In Richmond, crude-by-rail is one of the most vivid examples of the fossil fuel industry’s blatant disregard for the climate, health, and safety of low-income communities of color. The city is on the frontlines of two major oil train fights: first, the fight to shut down the illegal Kinder Morgan oil train terminal, which was permitted behind the backs of the community, and second, the fight against the proposed Phillips 66 oil train terminal in San Luis Obispo County, which would bring an additional 2.5 million gallons of toxic, explosive tar sands oil through the city every day.
Richmond residents are also concerned about coal train dust blowing into their communities. During the blast zone walk, we caught the sight of open top rail cars in a largely Black and Latino neighborhood.
Photo by Daniel Adel
Coal dust from open top cars are a health and environmental hazard, containing toxic materials like lead, mercury, and arsenic. BNSF Railway found that “every uncovered coal car can lose between 500 pounds and one ton of coal in transit.” Where is the coal going? According to a report in KQED Science — mostly to Japan and Mexico.
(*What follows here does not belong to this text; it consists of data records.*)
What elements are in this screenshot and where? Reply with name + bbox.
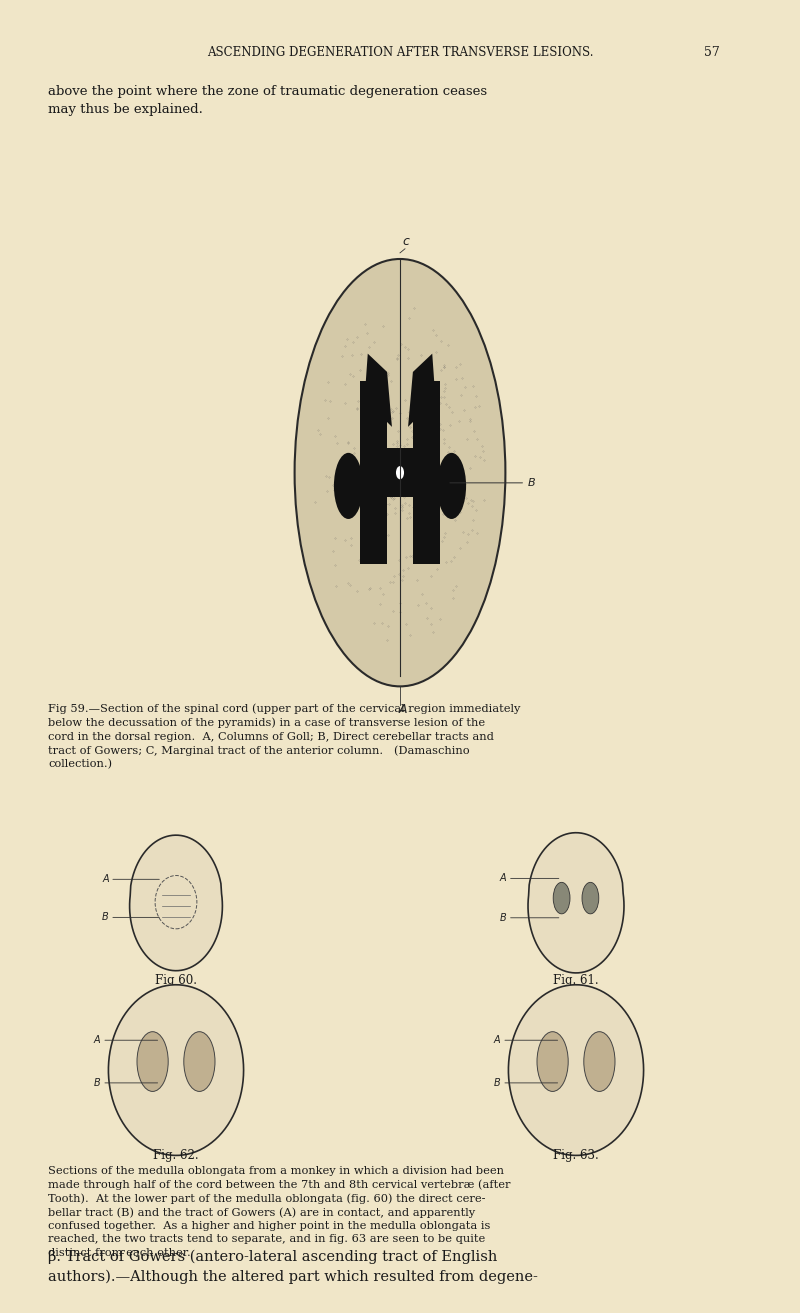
Text: Fig. 62.: Fig. 62.	[153, 1149, 199, 1162]
Ellipse shape	[334, 453, 363, 519]
Ellipse shape	[437, 453, 466, 519]
Text: Fig. 61.: Fig. 61.	[553, 974, 599, 987]
Text: above the point where the zone of traumatic degeneration ceases
may thus be expl: above the point where the zone of trauma…	[48, 85, 487, 117]
Text: A: A	[94, 1035, 101, 1045]
Text: Fig. 63.: Fig. 63.	[553, 1149, 599, 1162]
Text: A: A	[398, 702, 406, 716]
Ellipse shape	[294, 259, 506, 687]
Ellipse shape	[584, 1032, 615, 1091]
Ellipse shape	[137, 1032, 168, 1091]
Text: Fig 59.—Section of the spinal cord (upper part of the cervical region immediatel: Fig 59.—Section of the spinal cord (uppe…	[48, 704, 520, 769]
Text: c: c	[402, 235, 410, 248]
Text: ASCENDING DEGENERATION AFTER TRANSVERSE LESIONS.: ASCENDING DEGENERATION AFTER TRANSVERSE …	[206, 46, 594, 59]
Text: B: B	[494, 1078, 501, 1088]
Polygon shape	[109, 985, 243, 1155]
Polygon shape	[413, 381, 440, 565]
Text: A: A	[494, 1035, 501, 1045]
Text: A: A	[102, 874, 109, 885]
Ellipse shape	[362, 511, 386, 563]
Text: B: B	[102, 913, 109, 923]
Ellipse shape	[414, 511, 438, 563]
Polygon shape	[528, 832, 624, 973]
Text: A: A	[500, 873, 506, 884]
Polygon shape	[408, 353, 435, 427]
Polygon shape	[130, 835, 222, 970]
Polygon shape	[360, 381, 387, 565]
Ellipse shape	[537, 1032, 568, 1091]
Text: B: B	[528, 478, 535, 488]
Text: Sections of the medulla oblongata from a monkey in which a division had been
mad: Sections of the medulla oblongata from a…	[48, 1166, 510, 1258]
Ellipse shape	[184, 1032, 215, 1091]
Text: β. Tract of Gowers (antero-lateral ascending tract of English
authors).—Although: β. Tract of Gowers (antero-lateral ascen…	[48, 1250, 538, 1284]
Polygon shape	[360, 448, 440, 498]
Ellipse shape	[582, 882, 598, 914]
Text: B: B	[94, 1078, 101, 1088]
Ellipse shape	[553, 882, 570, 914]
Polygon shape	[509, 985, 643, 1155]
Polygon shape	[365, 353, 392, 427]
Text: Fig 60.: Fig 60.	[155, 974, 197, 987]
Text: B: B	[500, 913, 506, 923]
Ellipse shape	[396, 466, 404, 479]
Text: 57: 57	[704, 46, 720, 59]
Linking Our Future To The Frontlines
The week of action showed the potential of alliances that could be forged in the months and years to come with frontline communities like Richmond. A variety of groups came together on the issue of oil trains, including students and alumni who had pushed for fossil fuel divestment on their campuses.
As enunciated by the California Student Sustainability Coalition, “To these communities, divesting from fossil fuel isn’t just about re-investing prudently in the future, but about struggling to survive today.”
Photo by Alison Ehara-Brown
At the closing rally, a retired train worker expressed that stopping oil trains in our communities should not be reduced to a “nimby issue.” On the contrary, frontline resistance is part of a larger process in our transition away from fossil fuels — a step towards a more clean, just, and healthy future for all of us.